Traumatic Experiences and Mental Health

It is important when learning about childhood trauma that there is no specific cause-effect relationship. It can occur in several different ways, age plays a crucial part, and also varies depending on how well you process an issue with the proper support system.

Childhood Trauma on Mental Health: Psychological Affectations

A child’s traumatic experiences may cause them psychological trauma which is a significant cause. Depending upon the diagnosis, coping with childhood trauma usually involves treatment incorporating cognitive behavioral techniques, especially trauma-focused cognitive behavior therapy and techniques developmentally appropriate for young people. In addition to PTSD, there can also be other disorders that can be attributed to trauma such as panic disorder, and personality disorders that will fully develop in adulthood.

What Does Childhood Trauma Look like in Adults?

Childhood trauma can also lead us to feel isolated or have no connection to other people. Studies show that children experiencing childhood trauma had more difficulty controlling their emotional states and anxiety and depressed feelings. Trauma affects 60% of the population in the U.S, which is not surprising when 26% are expected to experience trauma or witness potentially traumatic events before they turn four years old.

It is important to consider, when treating childhood trauma survivors, that the age or ages at which the trauma was experienced impacts the understanding and the experience regarding said trauma. This is why seeking mental health services that have a specialized mental health professional that can provide trauma-informed care is crucial. Emotional health is often overlooked, despite its importance in the fulfillment and joy it brings to our lives.

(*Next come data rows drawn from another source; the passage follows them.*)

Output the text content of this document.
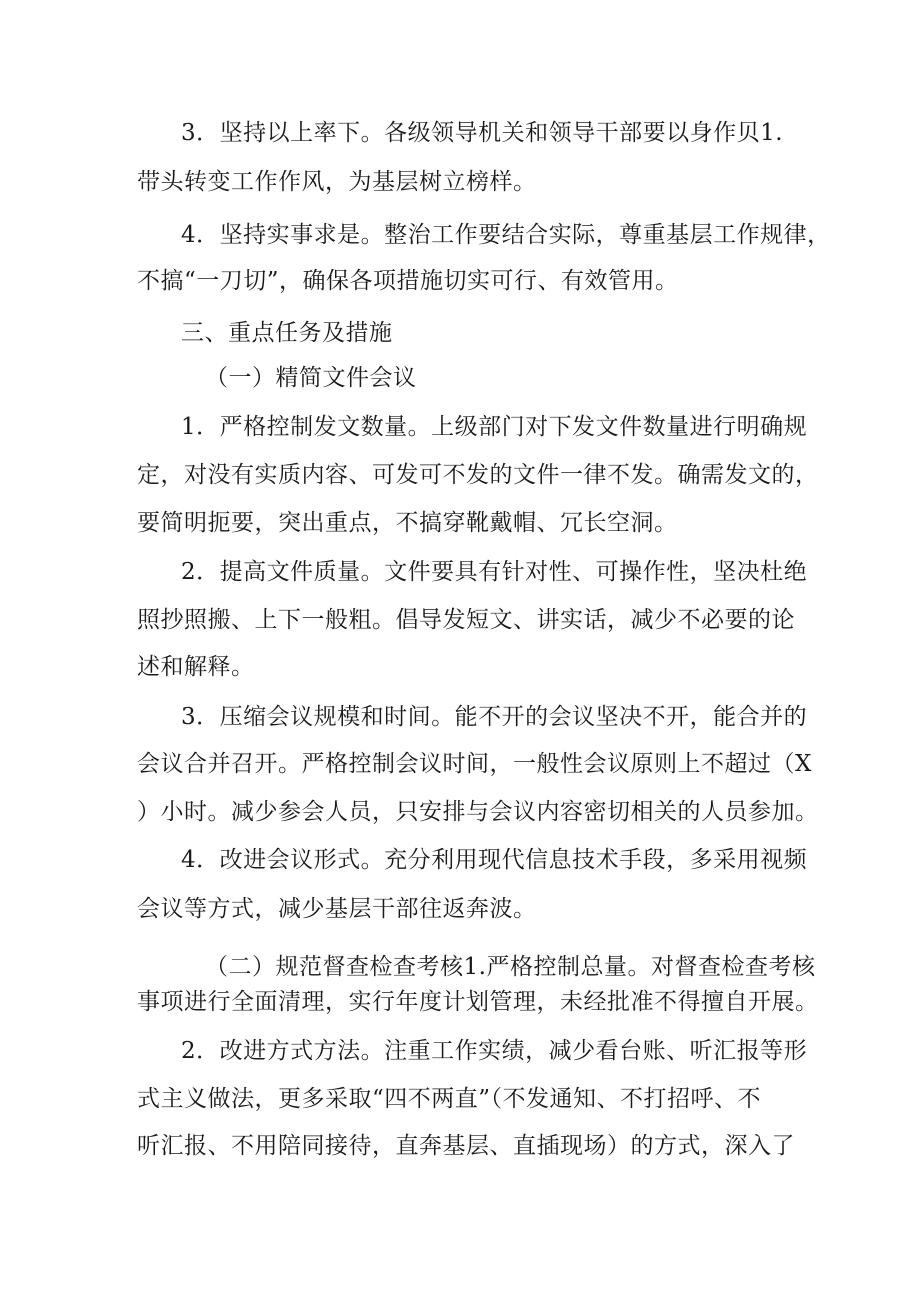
3．坚持以上率下。各级领导机关和领导干部要以身作贝1.
带头转变工作作风，为基层树立榜样。
4．坚持实事求是。整治工作要结合实际，尊重基层工作规律，
不搞“一刀切”，确保各项措施切实可行、有效管用。
三、重点任务及措施
（一）精简文件会议
1．严格控制发文数量。上级部门对下发文件数量进行明确规
定，对没有实质内容、可发可不发的文件一律不发。确需发文的，
要简明扼要，突出重点，不搞穿靴戴帽、冗长空洞。
2．提高文件质量。文件要具有针对性、可操作性，坚决杜绝
照抄照搬、上下一般粗。倡导发短文、讲实话，减少不必要的论
述和解释。
3．压缩会议规模和时间。能不开的会议坚决不开，能合并的
会议合并召开。严格控制会议时间，一般性会议原则上不超过（X
）小时。减少参会人员，只安排与会议内容密切相关的人员参加。
4．改进会议形式。充分利用现代信息技术手段，多采用视频
会议等方式，减少基层干部往返奔波。
（二）规范督查检查考核1.严格控制总量。对督查检查考核
事项进行全面清理，实行年度计划管理，未经批准不得擅自开展。
2．改进方式方法。注重工作实绩，减少看台账、听汇报等形
式主义做法，更多采取“四不两直”（不发通知、不打招呼、不
听汇报、不用陪同接待，直奔基层、直插现场）的方式，深入了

Unfortunately replicating unhealthy behavior learned during trauma is a common way of experiencing it, which is why seeking proper mental health treatments is essential to overcome this.

Signs of lingering childhood trauma in adults

When we grow old, we mature and receive professional treatment for childhood trauma. Others are going to continue influencing unintentional childhood experiences and carry this sentiment into adulthood. A childhood trauma that can persist through adulthood includes:

Attachment and relationships

A further warning sign from childhood trauma carried through to adulthood is problems with attachment and relationship formation. You will be mistrustful when it comes to your child’s caregiver. It may be carried on to maturity and affects our relationships with others as individuals. Intimate partner violence is not uncommon in these cases.

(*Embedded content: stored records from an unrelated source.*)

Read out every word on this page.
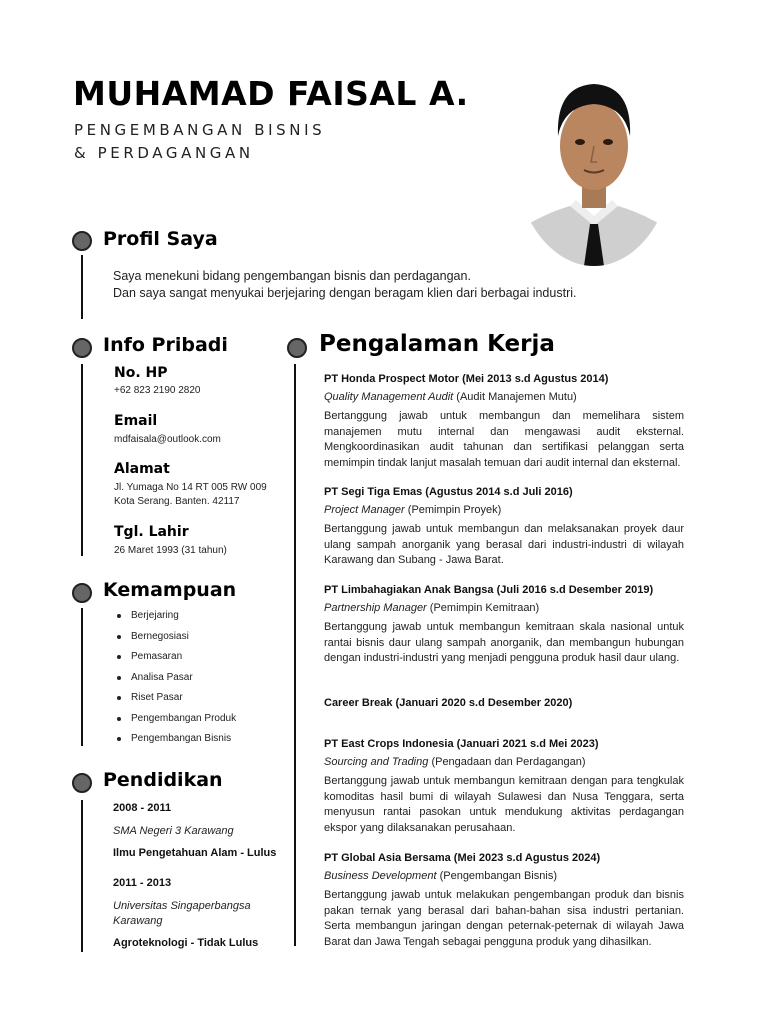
MUHAMAD FAISAL A.
PENGEMBANGAN BISNIS
& PERDAGANGAN
Profil Saya
Saya menekuni bidang pengembangan bisnis dan perdagangan.
Dan saya sangat menyukai berjejaring dengan beragam klien dari berbagai industri.
Info Pribadi
No. HP
+62 823 2190 2820
Email
mdfaisala@outlook.com
Alamat
Jl. Yumaga No 14 RT 005 RW 009
Kota Serang. Banten. 42117
Tgl. Lahir
26 Maret 1993 (31 tahun)
Kemampuan
Berjejaring
Bernegosiasi
Pemasaran
Analisa Pasar
Riset Pasar
Pengembangan Produk
Pengembangan Bisnis
Pendidikan
2008 - 2011
SMA Negeri 3 Karawang
Ilmu Pengetahuan Alam - Lulus
2011 - 2013
Universitas Singaperbangsa Karawang
Agroteknologi - Tidak Lulus
Pengalaman Kerja
PT Honda Prospect Motor (Mei 2013 s.d Agustus 2014)
Quality Management Audit (Audit Manajemen Mutu)
Bertanggung jawab untuk membangun dan memelihara sistem manajemen mutu internal dan mengawasi audit eksternal. Mengkoordinasikan audit tahunan dan sertifikasi pelanggan serta memimpin tindak lanjut masalah temuan dari audit internal dan eksternal.
PT Segi Tiga Emas (Agustus 2014 s.d Juli 2016)
Project Manager (Pemimpin Proyek)
Bertanggung jawab untuk membangun dan melaksanakan proyek daur ulang sampah anorganik yang berasal dari industri-industri di wilayah Karawang dan Subang - Jawa Barat.
PT Limbahagiakan Anak Bangsa (Juli 2016 s.d Desember 2019)
Partnership Manager (Pemimpin Kemitraan)
Bertanggung jawab untuk membangun kemitraan skala nasional untuk rantai bisnis daur ulang sampah anorganik, dan membangun hubungan dengan industri-industri yang menjadi pengguna produk hasil daur ulang.
Career Break (Januari 2020 s.d Desember 2020)
PT East Crops Indonesia (Januari 2021 s.d Mei 2023)
Sourcing and Trading (Pengadaan dan Perdagangan)
Bertanggung jawab untuk membangun kemitraan dengan para tengkulak komoditas hasil bumi di wilayah Sulawesi dan Nusa Tenggara, serta menyusun rantai pasokan untuk mendukung aktivitas perdagangan ekspor yang dilaksanakan perusahaan.
PT Global Asia Bersama (Mei 2023 s.d Agustus 2024)
Business Development (Pengembangan Bisnis)
Bertanggung jawab untuk melakukan pengembangan produk dan bisnis pakan ternak yang berasal dari bahan-bahan sisa industri pertanian. Serta membangun jaringan dengan peternak-peternak di wilayah Jawa Barat dan Jawa Tengah sebagai pengguna produk yang dihasilkan.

Maybe the relationship is unhealthy because you knew that from childhood. Whatever the cause, the lack of healthy relationships can also indicate underlying childhood trauma in your child.

Post-traumatic stress disorder

Often PTSD symptoms arise as a result of unresolved trauma but this problem is incredibly specific. It does not affect anyone who has experienced trauma. Only about 4% of females have experienced PTSD after an incident. However, there is a possibility that you have unsolved PTSD from your childhood and you are experiencing it as an adult.

Childhood Trauma and Substance Abuse

Childhood trauma can easily drive people into seeking refuge in substances, particularly when they’re unaware of their trauma and the reasons behind their feeling or reaction to certain situations.

In conclusion, childhood trauma may continue beyond childhood. Researchers have shown that traumatic childhood experiences have a significant effect on substance use disorders. It’s good! Children can recover from trauma and you may have a significant impact on them.